Why are you a leader?

“I find it hard to say that about myself. The only thing I could do is do my job and whether you are a captain or not, you try to play your own game. If it helps the team, that is the most important thing. If the trainer makes someone a leader or a captain, that is his decision, not mine. I think that, especially as a defender, you have to talk. You have to bring confidence and stability to the team. Hopefully, I can become some kind of a leader here at Bayern too.”

What language do you speak on the pitch?

“I have to say, for now, I do a lot in German because the most important things you have to say on the pitch are the same as in Dutch. Left or right, for example, are exactly the same. Telling your teammate that he has time on the ball is also the same. At this point, I’m speaking mostly German but sometimes, if someone doesn’t understand, I say it in English, of course.”

How would you describe yourself as a player? Do you like scoring goals?

“That is something extra. First of all, I am a defender. The most important thing is to look at how I play as a defender because that is the reason, they bought me.

They didn’t buy me to score 30 goals. That is extra, of course. I always look at how I defend, how I help the team at defending but also with the build-up. That is the most important thing for me. That is the player I would like to be and how you could describe me.”

Who pops up in your head when you think of a Dutchman at Bayern?

“Firstly, Arjen Robben, I think. He played here for a lot of years. He won the Champions League. Scored even in the final so when I think of a player who was really the Dutch guy, like me, that was Arjen Robben.”

What kind of relationship do you have with Robben?

“I was with him on the national team six times, I think. I know him in person. Unfortunately, that was at the end of his career, so I didn’t have that much time to ask him things or to play with him but in this short time he was valuable to me.”

Robben is a good idol, right?

“Yes, he was a big example. A big example. That is also the way they want to be here at Bayern Munich: work hard, give 150% every time and then the results will come. I think I can say that I agree with that opinion.”

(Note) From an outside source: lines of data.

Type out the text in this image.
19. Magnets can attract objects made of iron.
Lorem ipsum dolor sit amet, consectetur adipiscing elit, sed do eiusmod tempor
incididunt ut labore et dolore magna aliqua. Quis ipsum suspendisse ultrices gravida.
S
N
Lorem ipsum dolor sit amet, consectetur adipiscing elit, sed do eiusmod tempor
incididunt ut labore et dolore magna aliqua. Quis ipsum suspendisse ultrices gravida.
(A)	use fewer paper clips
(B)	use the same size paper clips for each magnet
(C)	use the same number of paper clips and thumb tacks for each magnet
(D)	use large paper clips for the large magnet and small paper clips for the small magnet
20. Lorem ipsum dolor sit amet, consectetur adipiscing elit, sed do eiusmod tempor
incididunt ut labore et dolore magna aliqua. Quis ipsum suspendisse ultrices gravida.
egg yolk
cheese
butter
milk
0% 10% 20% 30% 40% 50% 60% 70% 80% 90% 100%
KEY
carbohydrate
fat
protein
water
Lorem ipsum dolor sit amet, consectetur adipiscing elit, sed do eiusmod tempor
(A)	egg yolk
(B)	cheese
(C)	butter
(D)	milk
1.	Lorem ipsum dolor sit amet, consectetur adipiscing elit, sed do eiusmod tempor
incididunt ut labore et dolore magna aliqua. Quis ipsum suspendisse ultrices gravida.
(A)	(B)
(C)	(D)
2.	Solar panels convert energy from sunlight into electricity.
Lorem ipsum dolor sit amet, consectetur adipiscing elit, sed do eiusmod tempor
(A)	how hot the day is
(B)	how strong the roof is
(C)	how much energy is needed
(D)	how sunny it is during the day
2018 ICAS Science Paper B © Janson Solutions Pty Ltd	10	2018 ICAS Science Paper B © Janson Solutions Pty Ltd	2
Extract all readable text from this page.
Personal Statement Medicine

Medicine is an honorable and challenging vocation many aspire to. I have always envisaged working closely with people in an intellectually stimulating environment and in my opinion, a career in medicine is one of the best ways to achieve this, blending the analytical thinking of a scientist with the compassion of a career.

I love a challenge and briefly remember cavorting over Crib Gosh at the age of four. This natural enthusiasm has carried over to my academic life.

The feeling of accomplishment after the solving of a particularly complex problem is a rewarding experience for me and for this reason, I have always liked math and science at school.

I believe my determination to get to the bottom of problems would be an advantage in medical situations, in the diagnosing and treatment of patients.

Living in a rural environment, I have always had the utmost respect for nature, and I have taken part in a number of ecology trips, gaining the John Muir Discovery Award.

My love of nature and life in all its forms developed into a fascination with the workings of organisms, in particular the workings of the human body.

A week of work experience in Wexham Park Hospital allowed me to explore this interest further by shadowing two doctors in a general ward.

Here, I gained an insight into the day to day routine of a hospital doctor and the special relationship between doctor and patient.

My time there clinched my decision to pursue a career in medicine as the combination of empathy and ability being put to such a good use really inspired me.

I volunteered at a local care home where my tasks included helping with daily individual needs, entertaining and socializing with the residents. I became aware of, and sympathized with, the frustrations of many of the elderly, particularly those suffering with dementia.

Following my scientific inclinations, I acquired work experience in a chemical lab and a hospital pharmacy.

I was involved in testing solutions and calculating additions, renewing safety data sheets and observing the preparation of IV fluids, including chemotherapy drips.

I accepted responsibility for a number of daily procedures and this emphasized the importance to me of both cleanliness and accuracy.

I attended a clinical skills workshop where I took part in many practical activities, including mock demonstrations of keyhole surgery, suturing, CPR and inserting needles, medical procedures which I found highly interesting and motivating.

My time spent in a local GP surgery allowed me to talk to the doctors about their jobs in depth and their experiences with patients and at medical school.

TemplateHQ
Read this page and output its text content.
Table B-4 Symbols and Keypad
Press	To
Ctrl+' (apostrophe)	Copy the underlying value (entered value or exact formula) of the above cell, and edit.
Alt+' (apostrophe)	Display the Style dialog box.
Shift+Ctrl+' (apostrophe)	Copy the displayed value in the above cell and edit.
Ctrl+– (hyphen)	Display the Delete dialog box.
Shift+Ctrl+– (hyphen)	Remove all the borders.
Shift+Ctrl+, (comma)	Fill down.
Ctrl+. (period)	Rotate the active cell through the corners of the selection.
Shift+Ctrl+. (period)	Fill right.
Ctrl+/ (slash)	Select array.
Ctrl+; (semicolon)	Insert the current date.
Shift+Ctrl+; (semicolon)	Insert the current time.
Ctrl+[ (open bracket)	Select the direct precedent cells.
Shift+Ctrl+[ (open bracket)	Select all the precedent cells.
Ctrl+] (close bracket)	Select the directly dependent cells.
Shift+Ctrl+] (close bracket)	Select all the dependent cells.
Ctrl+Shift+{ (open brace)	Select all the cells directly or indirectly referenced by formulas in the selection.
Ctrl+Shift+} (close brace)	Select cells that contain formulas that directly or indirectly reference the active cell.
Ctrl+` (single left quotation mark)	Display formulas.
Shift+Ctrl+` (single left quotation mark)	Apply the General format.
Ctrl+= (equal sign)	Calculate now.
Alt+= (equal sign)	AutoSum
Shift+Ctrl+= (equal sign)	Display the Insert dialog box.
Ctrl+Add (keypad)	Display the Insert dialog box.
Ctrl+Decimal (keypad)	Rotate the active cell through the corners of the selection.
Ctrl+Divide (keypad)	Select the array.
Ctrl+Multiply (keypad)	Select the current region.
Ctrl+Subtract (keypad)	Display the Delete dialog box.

Who has made the biggest impression on you at Bayern?

“I have to say that I am impressed with everybody. You obviously know the players from the games and from the Champions League and the big tournaments. For me, it is nice to have the opportunity to play against these guys every week.

They are so talented and so good. To have the opportunity to train with them is a big honour for me but also a big challenge because it makes you a better player and, hopefully, it also makes you stronger on the pitch.”

Thomas Müller is a leader, right?

“Yes, because he is so smart. He is a player who knows exactly when to be in the box or to pass the ball. For a defender, that is very difficult to defend so yes, he has a lot of qualities, but we have a lot of players at the front with a lot of qualities. For me, as a defender, it is a big challenge.”

Matthijs de Ligt
Matthijs de Ligt playing against Dortmund in the Bundesliga (Courtesy: Bundesliga)

Who are your biggest rivals?

“This year, Dortmund did a really good job in the transfer market. Bought a lot of players. Unfortunately, now Haller has a tumour. That is obviously really sad for him. Especially for him. I feel really sorry for him. I hope he can recover soon because I heard from everybody, he is a great guy. Leipzig has always been strong. There are several other teams that sometimes have seasons where they are really good and sometimes less so. Leverkusen, Wolfsburg, these kinds of teams. So I would say that Dortmund are the biggest rivals for the title.”

Have you spoken to Mané about the clash at the World Cup already?

“Yes. Two days ago, I spoke to him about it. In training, I had to mark him. I told him I could now train in case I have to play against you in the World Cup. It is really nice to have a teammate at your club that you might have to play against in the World Cup.”

What do you think of Mané?

“He is definitely one of the best attackers in the world. He did an amazing job at Liverpool and now, I think we can be grateful that he came to Bayern München.”